By Danielle Beurteaux
Who’s in your network? Chances are it’s come in handy many times, perhaps during a job search. “Let’s be honest,” says Scott Ostfeld. “I don’t know anyone who just shows up at the doorstep and gets the job. Everybody’s using some type of network.”
||Scott Ostfeld: The activist investor helps underserved teens establish professional connections (Photo by Axel Dupeux) |
Ostfeld, 35, partner at $3 billion activist fund Jana Partners, recognizes the necessity of connections, so he got involved with the Opportunity Network, an organization that aims to help underserved New York City high school students develop professional networks of their own. Ostfeld’s first exposure to the Opportunity Network came through his personal network — Opportunity Network co-founder Brian Weinstein was a grad school roommate at Columbia University. In 2003, Ostfeld gave a presentation on careers in finance to ten of the Opportunity Network’s students, and he was “completely blown away” by how motivated they were, he says. “What was really the most eye-opening part of it for me was hearing their individual stories and the hurdles they had to surmount.”

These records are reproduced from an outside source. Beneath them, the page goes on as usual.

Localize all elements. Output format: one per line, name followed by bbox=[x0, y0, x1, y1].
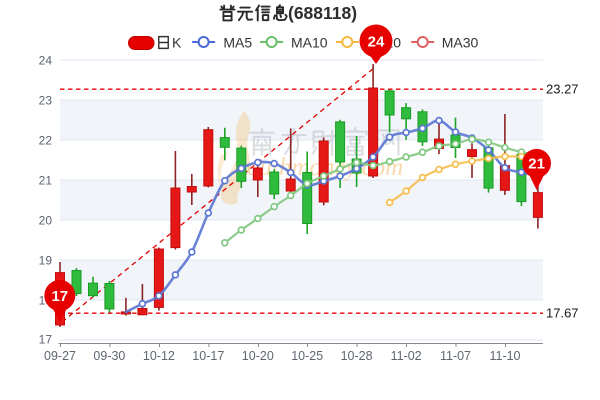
svg-text:10-25: 10-25 bbox=[291, 349, 323, 363]
svg-text:11-10: 11-10 bbox=[489, 349, 520, 363]
svg-text:11-02: 11-02 bbox=[391, 349, 422, 363]
svg-text:10-17: 10-17 bbox=[192, 349, 224, 363]
svg-text:MA10: MA10 bbox=[291, 35, 328, 51]
svg-text:24: 24 bbox=[368, 33, 385, 50]
svg-text:10-12: 10-12 bbox=[143, 349, 175, 363]
svg-text:09-30: 09-30 bbox=[93, 349, 125, 363]
svg-text:MA5: MA5 bbox=[223, 35, 252, 51]
svg-text:23: 23 bbox=[39, 94, 53, 108]
svg-text:(688118): (688118) bbox=[288, 3, 357, 23]
svg-text:09-27: 09-27 bbox=[44, 349, 76, 363]
svg-text:10-28: 10-28 bbox=[341, 349, 373, 363]
svg-text:23.27: 23.27 bbox=[546, 82, 579, 97]
svg-text:17: 17 bbox=[39, 333, 53, 347]
svg-text:21: 21 bbox=[528, 156, 545, 173]
svg-text:21: 21 bbox=[39, 174, 53, 188]
svg-text:19: 19 bbox=[39, 254, 53, 268]
svg-text:24: 24 bbox=[39, 54, 53, 68]
svg-text:22: 22 bbox=[39, 134, 53, 148]
svg-text:10-20: 10-20 bbox=[242, 349, 274, 363]
svg-text:20: 20 bbox=[39, 214, 53, 228]
svg-text:K: K bbox=[172, 35, 182, 51]
svg-text:11-07: 11-07 bbox=[440, 349, 471, 363]
svg-text:17: 17 bbox=[51, 288, 68, 305]
svg-text:17.67: 17.67 bbox=[546, 306, 579, 321]
svg-text:MA30: MA30 bbox=[442, 35, 479, 51]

Ostfeld joined the board in 2006, when the group’s founders needed guidance growing the organization. It started with ten kids in 2003, now has 300 and hopes to have 500 students enrolled by 2014. “I see my role as leveraging my networks and relationships to help obtain internships for the students and bring people on the board who can help add value — and being part of the discussion in figuring out how we can take the organization from serving what it serves today to expanding its role and influence,” says Ostfeld.
One of his more unusual networking endeavors came at the end of a business deal. “We were an activist with a company, and at the conclusion of that experience I connected their foundation, which focuses on education, with the Opportunity Network, and now they’re working together.”

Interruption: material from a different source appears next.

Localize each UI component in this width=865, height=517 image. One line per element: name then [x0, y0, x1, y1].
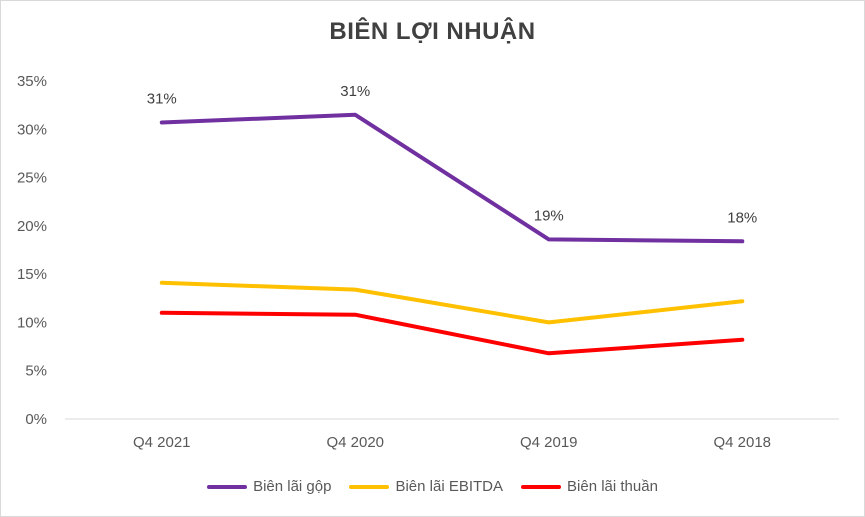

The Opportunity Network is a six-year program for select New York public school students, starting in the summer after their sophomore year. These students are already doing well in school, says Ostfeld. What they’re missing is access. The group has developed a proprietary curriculum covering appropriate dress (including an educational trip to Brooks Brothers, which donates clothes), communication skills, career education, networking basics, college preparation and paid internships. The cost of internships is covered either by the sponsoring company or the Opportunity Network’s donors.

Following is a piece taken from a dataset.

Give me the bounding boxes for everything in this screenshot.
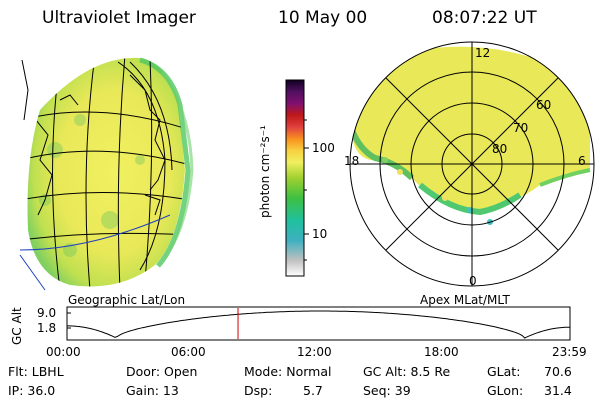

Ostfeld was an obvious choice to ask to join the board, says co-founder Jessica Pliska. “He’s been vital to the group’s development,” she says. “A big aspect of that was taking us from a scrappy, small start-up to a real-live organization with strategic goals, systems, procedures and a fundraising plan to execute all of that.”
Wanting to help these kids expand their horizons comes naturally, says Ostfeld, whether it’s offering career advice or helping someone get a job. “It’s the satisfaction of, ‘Hey, I made something happen for somebody.’ It’s really rewarding.”